The slasher world needs some new blood, and since the sub-genre relies on an easily reusable formula (stalk, slash, rinse, repeat), it's nearly impossible to make a genuinely scary new slasher movie. (For the best recent effort, seek out Adam Egypt Mortimer's Some Kind of Hate.) So why not abandon scares altogether and just go wild with the humor? That's what filmmaker Richard Gale did with his original Ginosaji short. To date, it's been watched over 28 million times on YouTube. Give the hilarious 10-minute oddity a look here:
Hoping to capitalize on the short's positive reception, Gale wants to expand on spoon killer's misadventures with a feature-length version of The Horribly Slow Murderer with the Extremely Inefficient Weapon. He's launched a Kickstarter campaign to raise $200,000 before Tuesday, November 3. The money, if it's successfully accumulated, will fund the film's visual effects, take the production overseas, and generally make The Horribly Slow Murderer with the Extremely Inefficient Weapon as "epic" as possible.

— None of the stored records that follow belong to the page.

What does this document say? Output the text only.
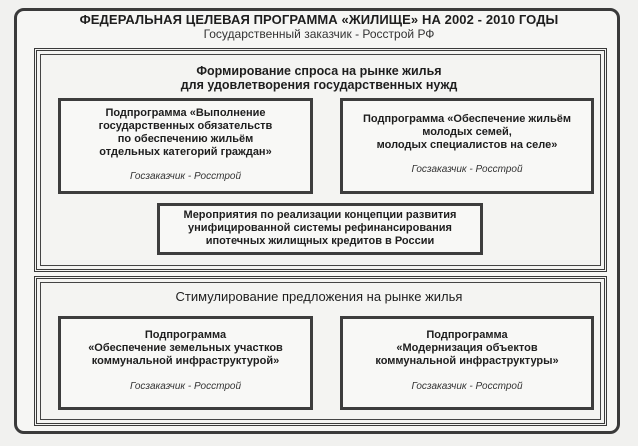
ФЕДЕРАЛЬНАЯ ЦЕЛЕВАЯ ПРОГРАММА «ЖИЛИЩЕ» НА 2002 - 2010 ГОДЫ
Государственный заказчик - Росстрой РФ
Формирование спроса на рынке жилья
для удовлетворения государственных нужд
Подпрограмма «Выполнение
государственных обязательств
по обеспечению жильём
отдельных категорий граждан»
Госзаказчик - Росстрой
Подпрограмма «Обеспечение жильём
молодых семей,
молодых специалистов на селе»
Госзаказчик - Росстрой
Мероприятия по реализации концепции развития
унифицированной системы рефинансирования
ипотечных жилищных кредитов в России
Стимулирование предложения на рынке жилья
Подпрограмма
«Обеспечение земельных участков
коммунальной инфраструктурой»
Госзаказчик - Росстрой
Подпрограмма
«Модернизация объектов
коммунальной инфраструктуры»
Госзаказчик - Росстрой
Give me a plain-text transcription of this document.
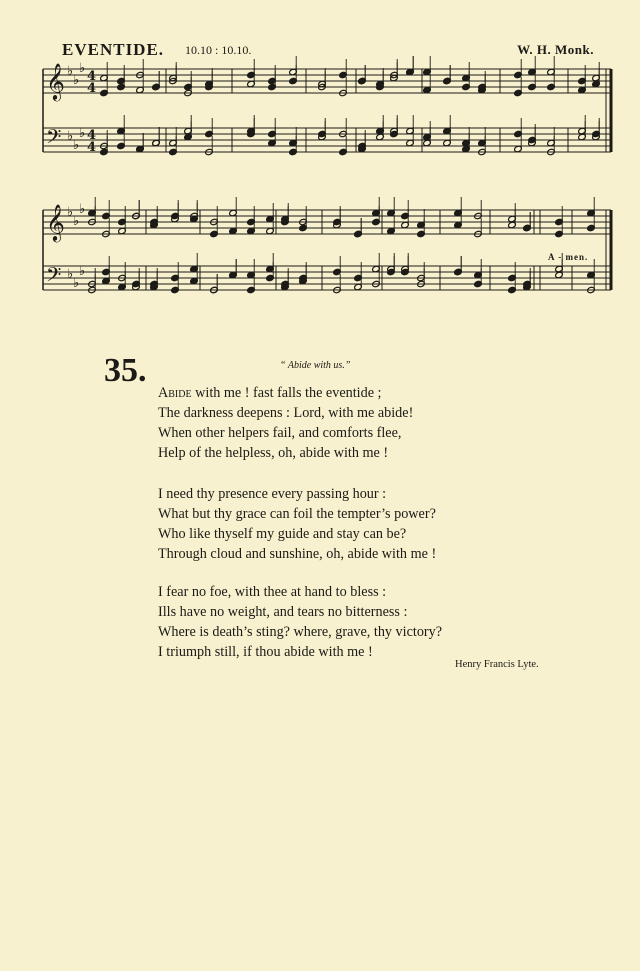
EVENTIDE. 10.10 : 10.10.	W. H. Monk.
𝄞 ♭
♭
♭
4
4
𝄢 ♭
♭
♭ 4
4
𝄞 ♭
♭
♭
𝄢 ♭
♭
♭
A - men.
35.	“ Abide with us.”
Abide with me ! fast falls the eventide ;
The darkness deepens : Lord, with me abide!
When other helpers fail, and comforts flee,
Help of the helpless, oh, abide with me !
I need thy presence every passing hour :
What but thy grace can foil the tempter’s power?
Who like thyself my guide and stay can be?
Through cloud and sunshine, oh, abide with me !
I fear no foe, with thee at hand to bless :
Ills have no weight, and tears no bitterness :
Where is death’s sting? where, grave, thy victory?
I triumph still, if thou abide with me !
Henry Francis Lyte.
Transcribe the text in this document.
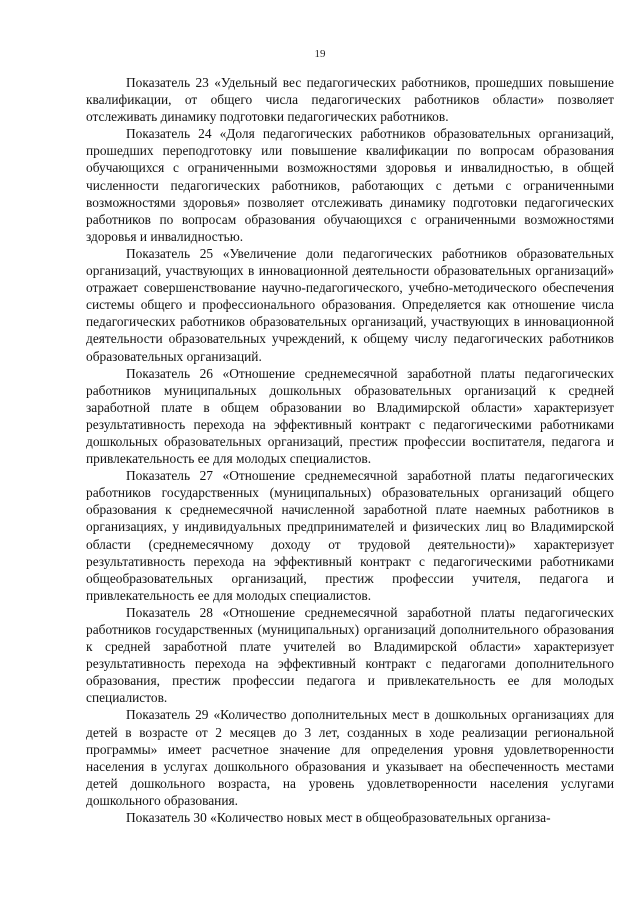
19

Показатель 23 «Удельный вес педагогических работников, прошедших повышение квалификации, от общего числа педагогических работников области» позволяет отслеживать динамику подготовки педагогических работников.

Показатель 24 «Доля педагогических работников образовательных организаций, прошедших переподготовку или повышение квалификации по вопросам образования обучающихся с ограниченными возможностями здоровья и инвалидностью, в общей численности педагогических работников, работающих с детьми с ограниченными возможностями здоровья» позволяет отслеживать динамику подготовки педагогических работников по вопросам образования обучающихся с ограниченными возможностями здоровья и инвалидностью.

Показатель 25 «Увеличение доли педагогических работников образовательных организаций, участвующих в инновационной деятельности образовательных организаций» отражает совершенствование научно-педагогического, учебно-методического обеспечения системы общего и профессионального образования. Определяется как отношение числа педагогических работников образовательных организаций, участвующих в инновационной деятельности образовательных учреждений, к общему числу педагогических работников образовательных организаций.

Показатель 26 «Отношение среднемесячной заработной платы педагогических работников муниципальных дошкольных образовательных организаций к средней заработной плате в общем образовании во Владимирской области» характеризует результативность перехода на эффективный контракт с педагогическими работниками дошкольных образовательных организаций, престиж профессии воспитателя, педагога и привлекательность ее для молодых специалистов.

Показатель 27 «Отношение среднемесячной заработной платы педагогических работников государственных (муниципальных) образовательных организаций общего образования к среднемесячной начисленной заработной плате наемных работников в организациях, у индивидуальных предпринимателей и физических лиц во Владимирской области (среднемесячному доходу от трудовой деятельности)» характеризует результативность перехода на эффективный контракт с педагогическими работниками общеобразовательных организаций, престиж профессии учителя, педагога и привлекательность ее для молодых специалистов.

Показатель 28 «Отношение среднемесячной заработной платы педагогических работников государственных (муниципальных) организаций дополнительного образования к средней заработной плате учителей во Владимирской области» характеризует результативность перехода на эффективный контракт с педагогами дополнительного образования, престиж профессии педагога и привлекательность ее для молодых специалистов.

Показатель 29 «Количество дополнительных мест в дошкольных организациях для детей в возрасте от 2 месяцев до 3 лет, созданных в ходе реализации региональной программы» имеет расчетное значение для определения уровня удовлетворенности населения в услугах дошкольного образования и указывает на обеспеченность местами детей дошкольного возраста, на уровень удовлетворенности населения услугами дошкольного образования.

Показатель 30 «Количество новых мест в общеобразовательных организа-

Gale has already secured the involvement of horror icon Jeffrey Combs to play a "secret" role; the Re-Animator and Nevermore star has even contributed to the project's official Kickstarter video pitch.

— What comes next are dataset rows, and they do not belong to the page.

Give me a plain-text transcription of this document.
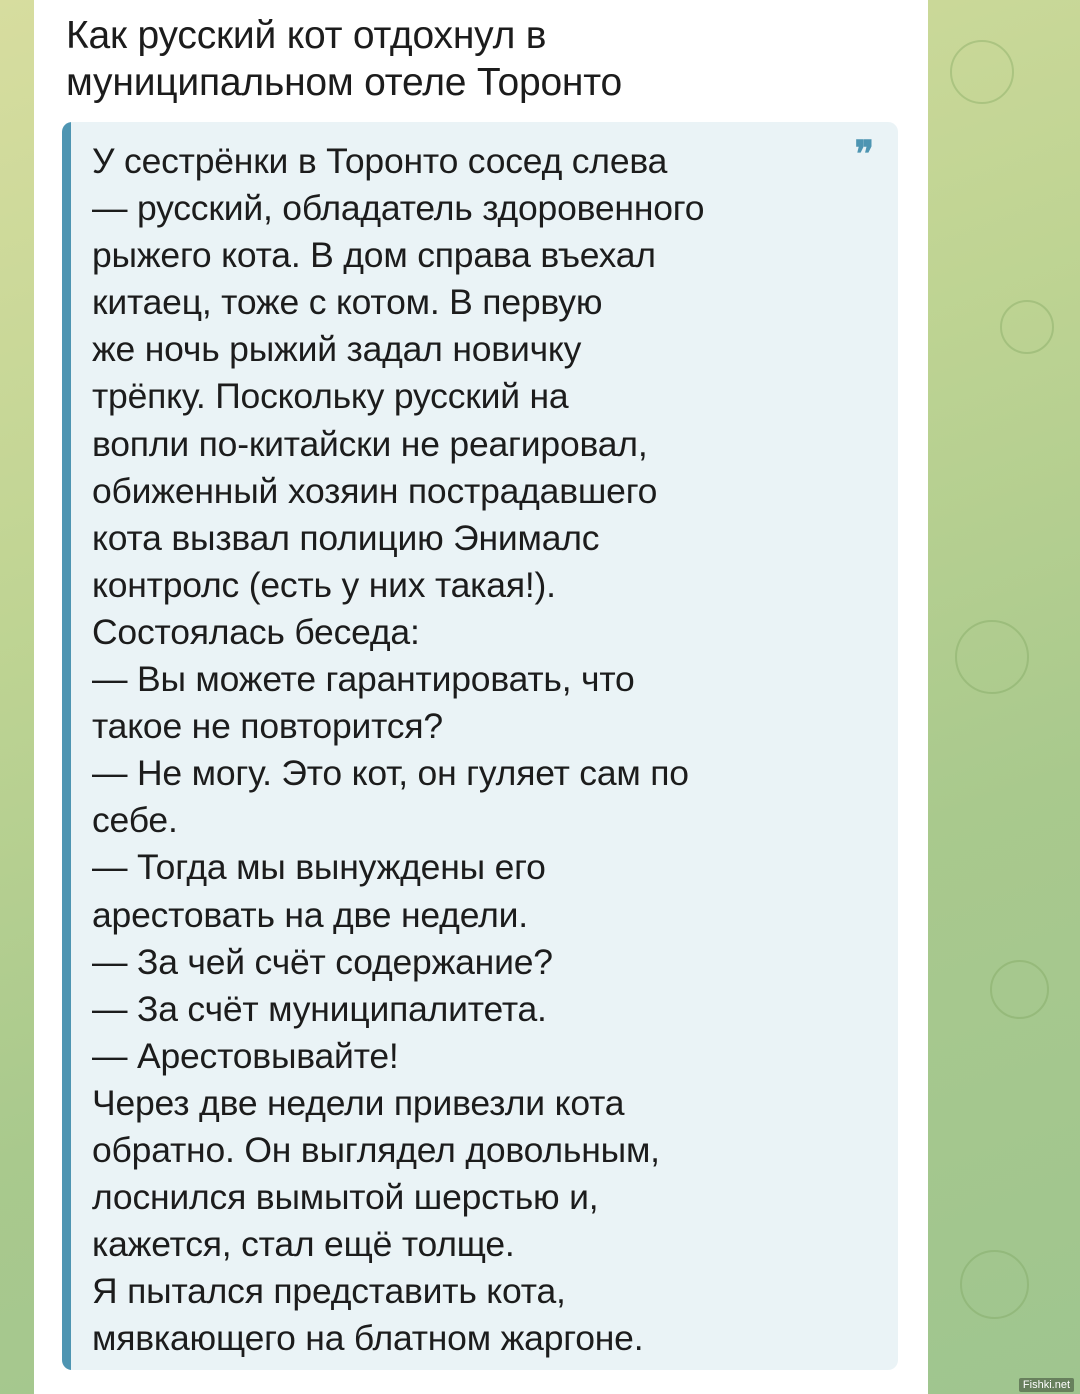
Как русский кот отдохнул в
муниципальном отеле Торонто
❞
У сестрёнки в Торонто сосед слева
— русский, обладатель здоровенного
рыжего кота. В дом справа въехал
китаец, тоже с котом. В первую
же ночь рыжий задал новичку
трёпку. Поскольку русский на
вопли по-китайски не реагировал,
обиженный хозяин пострадавшего
кота вызвал полицию Энималс
контролс (есть у них такая!).
Состоялась беседа:
— Вы можете гарантировать, что
такое не повторится?
— Не могу. Это кот, он гуляет сам по
себе.
— Тогда мы вынуждены его
арестовать на две недели.
— За чей счёт содержание?
— За счёт муниципалитета.
— Арестовывайте!
Через две недели привезли кота
обратно. Он выглядел довольным,
лоснился вымытой шерстью и,
кажется, стал ещё толще.
Я пытался представить кота,
мявкающего на блатном жаргоне.
Fishki.net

Because a 90-minute movie about a speed-challenged killer smacking a guy with his spoon would be painfully one-note, Gale plans on using the feature to tell Ginosaji's backstory, which, if illustrator Milijov Ceran's concept art is any indication, looks like a marriage between Kill Bill and classic Universal Monsters films:
This has "midnight movie gold" written all over it. It's an idea that's so perfectly suited for short-form filmmaking that trying to stretch it out into a full movie seems ludicrous—which is the best reason to support Ginosaji's Kickstarter. At the very least, it'll be unlike any other movie out there. In a market where, *sigh*, new reboots of the previously rebooted Friday the 13th, A Nightmare on Elm Street, The Texas Chainsaw Massacre, and Halloween franchises are already underway, Gale's commitment to introducing a wildly new kind of slasher villain should be applauded.